Marrakech devait être la COP de l’agriculture. Pour cette 22Conférence des parties sur le climat (COP 22) sous l’égide de l’ONU en terres africaines, le sujet était évident : 60 % de la population du continent travaille dans ce secteur. Essentiel pour nourrir une démographie exponentielle, très vulnérable au changement climatique (sécheresses, inondations, chute des rendements, acidification des sols…). A la fois problème et solution face au changement climatique. Problème, parce qu’un quart des émissions mondiales de gaz à effet de serre, responsables du réchauffement, sont dues aux activités agricoles. Solution, parce que les sols agricoles, à l’instar des forêts ou des océans, permettent de stocker le carbone, et donc d’atténuer le réchauffement climatique.

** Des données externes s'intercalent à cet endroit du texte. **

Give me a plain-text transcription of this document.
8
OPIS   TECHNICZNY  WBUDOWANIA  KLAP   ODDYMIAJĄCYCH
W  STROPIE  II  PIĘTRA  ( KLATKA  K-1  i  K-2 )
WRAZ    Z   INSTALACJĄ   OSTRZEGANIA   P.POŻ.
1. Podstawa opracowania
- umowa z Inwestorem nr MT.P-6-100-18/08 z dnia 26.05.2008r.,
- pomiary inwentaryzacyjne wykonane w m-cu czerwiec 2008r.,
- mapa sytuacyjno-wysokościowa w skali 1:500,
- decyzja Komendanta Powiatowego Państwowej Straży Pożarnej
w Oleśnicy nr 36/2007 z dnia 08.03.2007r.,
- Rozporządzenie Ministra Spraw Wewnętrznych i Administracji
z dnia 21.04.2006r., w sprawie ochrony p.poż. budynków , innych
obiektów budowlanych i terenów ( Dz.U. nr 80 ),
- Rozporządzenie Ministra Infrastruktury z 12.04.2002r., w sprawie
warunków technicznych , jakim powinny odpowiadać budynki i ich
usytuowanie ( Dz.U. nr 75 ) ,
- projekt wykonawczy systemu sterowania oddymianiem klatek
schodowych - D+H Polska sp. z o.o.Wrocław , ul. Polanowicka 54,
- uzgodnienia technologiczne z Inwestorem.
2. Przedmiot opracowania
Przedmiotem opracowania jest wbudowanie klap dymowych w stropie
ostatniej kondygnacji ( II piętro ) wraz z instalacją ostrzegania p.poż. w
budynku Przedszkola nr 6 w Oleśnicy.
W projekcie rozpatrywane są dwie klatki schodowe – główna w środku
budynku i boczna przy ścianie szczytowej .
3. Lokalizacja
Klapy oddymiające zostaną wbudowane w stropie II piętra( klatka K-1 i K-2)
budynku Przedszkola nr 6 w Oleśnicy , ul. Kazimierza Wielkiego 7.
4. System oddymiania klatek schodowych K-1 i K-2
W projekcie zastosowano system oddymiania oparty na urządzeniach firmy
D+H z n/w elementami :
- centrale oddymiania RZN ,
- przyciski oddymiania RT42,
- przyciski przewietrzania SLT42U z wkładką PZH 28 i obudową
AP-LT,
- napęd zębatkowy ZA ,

Totalement absente depuis la création de la Convention cadre des Nations unies sur le climat (CCNUCC) en 1992, la problématique avait réussi à se faire une petite place dans l’Accord de Paris, texte adopté à la COP 21 en décembre 2015 et entré en vigueur en novembre, qui vise à contenir la hausse des températures mondiales. Son préambule reconnaît en effet «la priorité fondamentale consistant à protéger la sécurité alimentaire et à venir à bout de la faim, et la vulnérabilité particulière des systèmes de production alimentaire aux effets néfastes des changements climatiques». Autre signe que cette activité allait enfin être sous les projecteurs : l’agriculture est mentionnée dans 94 % des contributions nationales des Etats, ces engagements en matière de réduction de gaz à effet de serre annexés à l’Accord de Paris. Mais la cause n’aura pas avancé d’un pouce lors de cette COP 22 qui s’achève ce vendredi.

Bonnes pratiques

Le thème, à l’agenda de l’organe scientifique et technologique (SBSTA) de la COP, a bien été évoqué. Mais les désaccords entre pays développés, qui voulaient l’aborder sous l’angle de l’atténuation des émissions de gaz à effet de serre (avec des sols agricoles utiles comme puits de carbone et une modération de l’agriculture intensive), et les pays du Sud (G77+Chine, regroupant les pays en développement), qui ne voulaient entendre parler que d’adaptation de l’agriculture et de son financement, ont paralysé les négociations. Résultat : le SBSTA a clos ses travaux en début de semaine, et renvoyé la question à la prochaine session, en mai à Bonn. «Le G77 + Chine refuse que le mot "atténuation" apparaisse dans cette discussion, décrypte Anne-Laure Sablé, qui suit les questions de souveraineté alimentaire au CCFD-Terre solidaire. Les Etats qui bloquent sont ceux dont l’économie repose sur une agriculture intensive et d’exportation : l’Argentine, l’Inde, le Brésil… Si on commence à parler atténuation dans l’agriculture, ça veut dire remettre en cause leur modèle agricole, très émetteur, basé sur les grandes monocultures, gourmandes en intrants chimiques. Pour eux, ça veut dire faire des efforts sur des questions économiques et commerciales.»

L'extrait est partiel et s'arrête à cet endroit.